Cell phones play a huge role in diminishing returns in the movies because you can do so much with your cell phones. You can talk on it, you can play games on it, you can watch TV on it, you can watch film clips on it, you can organize your life with it, you can text messages. Cell phones tend to bring us more inside of our lives whereas movies offer a chance to escape, so there are two competing forces. One force is very old — from nickelodeons to silent movies to talkies to cinemascope to cinerama to IMAX. The other venue is the gadgets that sort of anchor us in one place and eat up the hours in our day, that makes us wait for the DVD.

On what audience he thinks about when he's shooting a movie:

I only paint on the one size sheet of paper. I always make my movies for a movie theater that has, like, 500 seats, and I like to imagine how big that screen is and feel confident the audience can see a central character a hundred yards away in the lower right hand corner of that screen. But I also realize on a laptop on an airplane, or even at worst on an ipod, they are never going to see that character, and an element of the story will be lost. I would never want the audience to be able to touch a couple of buttons and move an arrow key and suddenly recut my film to be able to see the background better on a smaller screen. If it's an interactive movie that allows the audience complete control, that's not my business. But I am not in favor of movies that I make being so malleable in the hands of an audience, where they are able to kind of recut it and redo it and remake it.

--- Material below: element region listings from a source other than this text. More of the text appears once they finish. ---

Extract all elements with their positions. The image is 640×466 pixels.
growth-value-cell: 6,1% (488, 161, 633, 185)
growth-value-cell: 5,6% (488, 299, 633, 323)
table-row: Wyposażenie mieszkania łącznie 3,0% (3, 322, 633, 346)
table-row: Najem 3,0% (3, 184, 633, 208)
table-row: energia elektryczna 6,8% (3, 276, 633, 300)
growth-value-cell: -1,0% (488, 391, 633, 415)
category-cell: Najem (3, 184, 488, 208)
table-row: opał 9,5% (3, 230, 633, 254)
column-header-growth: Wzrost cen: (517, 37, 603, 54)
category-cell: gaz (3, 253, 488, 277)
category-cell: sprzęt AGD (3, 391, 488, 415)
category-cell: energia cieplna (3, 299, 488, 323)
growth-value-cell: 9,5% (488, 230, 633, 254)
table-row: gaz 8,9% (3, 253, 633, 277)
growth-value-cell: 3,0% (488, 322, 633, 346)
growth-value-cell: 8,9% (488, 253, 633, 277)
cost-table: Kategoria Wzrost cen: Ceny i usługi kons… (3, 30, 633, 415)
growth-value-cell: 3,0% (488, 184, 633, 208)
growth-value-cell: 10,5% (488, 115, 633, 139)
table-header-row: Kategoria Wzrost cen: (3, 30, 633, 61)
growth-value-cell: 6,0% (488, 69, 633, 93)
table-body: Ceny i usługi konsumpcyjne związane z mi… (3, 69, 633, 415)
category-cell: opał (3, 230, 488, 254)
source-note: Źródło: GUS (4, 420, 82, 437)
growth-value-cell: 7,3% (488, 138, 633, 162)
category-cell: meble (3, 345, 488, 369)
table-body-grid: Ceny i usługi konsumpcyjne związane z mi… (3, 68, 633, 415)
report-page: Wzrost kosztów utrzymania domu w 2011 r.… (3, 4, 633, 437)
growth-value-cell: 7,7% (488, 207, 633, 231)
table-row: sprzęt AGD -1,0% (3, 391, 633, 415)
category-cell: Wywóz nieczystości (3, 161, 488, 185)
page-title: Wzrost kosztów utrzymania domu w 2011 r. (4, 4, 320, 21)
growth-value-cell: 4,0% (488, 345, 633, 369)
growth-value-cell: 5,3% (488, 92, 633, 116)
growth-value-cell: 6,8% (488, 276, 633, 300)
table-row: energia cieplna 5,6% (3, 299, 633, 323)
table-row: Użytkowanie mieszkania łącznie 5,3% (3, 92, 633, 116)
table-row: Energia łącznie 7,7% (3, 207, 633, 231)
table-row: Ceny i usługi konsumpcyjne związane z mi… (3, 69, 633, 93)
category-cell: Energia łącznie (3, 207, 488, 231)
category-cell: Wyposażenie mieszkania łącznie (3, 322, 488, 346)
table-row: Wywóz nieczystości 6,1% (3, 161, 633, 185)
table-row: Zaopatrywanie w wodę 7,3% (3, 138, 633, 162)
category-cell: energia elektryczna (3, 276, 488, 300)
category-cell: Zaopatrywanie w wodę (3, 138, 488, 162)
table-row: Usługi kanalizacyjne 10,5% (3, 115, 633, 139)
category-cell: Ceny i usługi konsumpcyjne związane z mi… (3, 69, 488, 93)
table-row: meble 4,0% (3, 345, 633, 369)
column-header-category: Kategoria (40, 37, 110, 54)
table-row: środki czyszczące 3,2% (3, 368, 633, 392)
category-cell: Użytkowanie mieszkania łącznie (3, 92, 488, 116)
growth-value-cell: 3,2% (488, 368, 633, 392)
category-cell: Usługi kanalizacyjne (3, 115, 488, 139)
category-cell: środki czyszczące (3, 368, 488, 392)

On the appeal of special effects:

The great thing about 3D special effects, computerized effects, is that now we can pretty much do anything our imaginations tell us. That's one of the greatest tools I've ever had in my professional life — being able to imagine a dinosaur and a real dinosaur is walking though our artificial jungle. Right now technology cannot say no to our imaginations. Thats a great thing for audiences and for filmmakers, and it's one of the happier notes that I've observed over the last decade. The only danger is when the technological tools become the whole point of making the movie, as opposed to a great story with great characters. When we become infatuated with the tools that can do anything and we forget the story, that's when we get in trouble. And in the end the audience calls us on it. I appreciate the fact that we can all get carried away with the special effects because they are fun; they are fun for the filmmakers, they are fun for audiences. This is a burgeoning technology and we are all bound to overindulge in it and make some mistakes, but I think we all get back to telling a good story. If you look at some of the movies that came out this year, there were a couple special effects extravaganzas, but I think the movies that hit people closest to their hearts were films that dealt with morality and conscience and intolerance. None of [the best picture nominees] had special effects and this was an exceptional year in that sense. But it was also a year that brought us the last Star Wars,, one of the best Batman ever made; it brought us Narnia, the great King Kong, and I got a chance to squeeze War of the Worlds in there, where I worked very hard not to allow the special effects to upstage the characters in the movie.